Isso reflecte-se em sabores. A cozinha é, entre outras coisas, a arte do equilíbrio. Este pode ser feito à custa de muitas coisas opostas, pode haver as notas mais variadas em termos de escalas e tons mas no fundo há uma harmonia. Isto não tem nada a ver com ter mais ou menos fantasia.
O tipo mais fantasista que encontrei foi o Luís Baena, mas tudo tinha um sentido. No restaurante que tinha em Santos [o Manifesto], imagine o que é estarmos a comer em cima de discos vinil. Havia umas manteigas que vinham para a mesa em mini-skates, uma bola de Berlim recheada de sapateira, um algodão doce especial, mas tudo fazia sentido. Ele dizia que queria fazer uma cozinha pop, mas era tudo engraçado e muito bom. Agora há uns que a gente diz ‘este tipo é moderno em quê?’.
Escreve num dos textos do livro que a nossa força é a cozinha regional.
Nós não temos uma cozinha nacional. Temos um prato de alta cozinha que são as Perdizes à Convento de Alcântara. Os ricos em Portugal sempre foram poucos. A nossa cozinha popular é que criou coisas anónimas interessantes. As cozinhas regionais são de uma variedade extraordinária para o ridículo da nossa superfície. Soubemos em cada região usar os elementos que havia, não muito ricos, e criar pratos com personalidade.
Temos a tal matriz ibérica mas uma personalidade própria?
Sim, claro. Um dos pontos de afirmação extraordinário é a doçaria. Espanha teve mais conventos femininos porque é muito maior e lá a doçaria conventual feminina não tem a riqueza da nossa.

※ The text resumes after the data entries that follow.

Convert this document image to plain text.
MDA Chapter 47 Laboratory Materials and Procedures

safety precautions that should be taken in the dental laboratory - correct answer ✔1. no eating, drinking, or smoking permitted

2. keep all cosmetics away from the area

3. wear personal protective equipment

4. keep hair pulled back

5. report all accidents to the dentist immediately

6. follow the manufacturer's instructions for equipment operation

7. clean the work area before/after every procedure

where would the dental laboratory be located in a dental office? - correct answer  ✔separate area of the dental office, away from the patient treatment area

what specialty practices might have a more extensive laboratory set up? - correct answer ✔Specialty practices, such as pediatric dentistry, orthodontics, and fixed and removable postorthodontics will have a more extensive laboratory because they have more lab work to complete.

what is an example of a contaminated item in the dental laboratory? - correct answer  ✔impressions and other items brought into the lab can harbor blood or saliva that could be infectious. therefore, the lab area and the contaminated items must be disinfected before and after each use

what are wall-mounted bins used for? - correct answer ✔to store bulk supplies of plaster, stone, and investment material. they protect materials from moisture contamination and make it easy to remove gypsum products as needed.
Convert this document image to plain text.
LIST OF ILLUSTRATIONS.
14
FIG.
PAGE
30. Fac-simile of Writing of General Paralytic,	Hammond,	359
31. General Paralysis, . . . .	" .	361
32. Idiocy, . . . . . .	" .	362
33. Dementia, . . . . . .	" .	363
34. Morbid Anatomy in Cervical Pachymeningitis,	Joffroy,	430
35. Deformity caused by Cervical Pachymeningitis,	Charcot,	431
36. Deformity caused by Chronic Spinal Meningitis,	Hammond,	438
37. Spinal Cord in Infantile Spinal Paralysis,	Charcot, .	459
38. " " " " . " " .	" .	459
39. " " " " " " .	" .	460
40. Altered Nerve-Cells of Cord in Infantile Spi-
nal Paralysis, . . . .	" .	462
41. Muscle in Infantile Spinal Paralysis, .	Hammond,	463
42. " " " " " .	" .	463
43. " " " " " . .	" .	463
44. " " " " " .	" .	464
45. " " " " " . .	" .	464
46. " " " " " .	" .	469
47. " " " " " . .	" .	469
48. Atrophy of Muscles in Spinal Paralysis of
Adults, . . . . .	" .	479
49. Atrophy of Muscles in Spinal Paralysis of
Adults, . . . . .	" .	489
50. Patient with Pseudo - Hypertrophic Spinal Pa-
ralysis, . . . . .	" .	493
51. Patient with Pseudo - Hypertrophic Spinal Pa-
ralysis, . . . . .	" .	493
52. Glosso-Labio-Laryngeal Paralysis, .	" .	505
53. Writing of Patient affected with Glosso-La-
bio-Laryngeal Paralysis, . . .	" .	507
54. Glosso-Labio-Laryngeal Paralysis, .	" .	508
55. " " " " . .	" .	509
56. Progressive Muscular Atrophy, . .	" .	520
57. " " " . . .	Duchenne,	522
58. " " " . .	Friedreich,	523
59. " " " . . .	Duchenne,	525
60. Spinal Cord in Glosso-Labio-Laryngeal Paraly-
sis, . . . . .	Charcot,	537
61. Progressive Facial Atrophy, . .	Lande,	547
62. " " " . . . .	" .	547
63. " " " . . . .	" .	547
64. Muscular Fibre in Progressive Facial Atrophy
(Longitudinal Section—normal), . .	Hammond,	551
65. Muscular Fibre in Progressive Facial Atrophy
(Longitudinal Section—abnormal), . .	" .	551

Escreve também que em comparação com a cozinha salgada a nossa doçaria tem um nível de sofisticação que a distingue.
É uma variação sobre duas notas: açúcar e gemas de ovos. Para conseguir fazer coisas diferentes com isto é preciso um virtuosismo. Está tudo na nossa grande arte que é o ponto de açúcar. Tudo isso cria, como gostam de dizer agora, texturas diferentes e sabores diferentes.
Refere, por exemplo, a arte que existe na simplicidade nas açordas, mas não a aplica às pizzas. Porque é que as acha desinteressantes?
Primeiro, aquela massa não me diz nada. Depois põem-se lá umas coisinhas, uns elementos que não têm grande sabor. É uma coisa que enche mas não preenche os mínimos de sabor para merecer a atenção que tem. Gente adulta continuar a gostar de pizzas é uma coisa que não percebo. Outra coisa que está agora na maior: o hambúrguer. E há uma coisa antitética: o hambúrguer gourmet. Isto intelectualmente é impossível.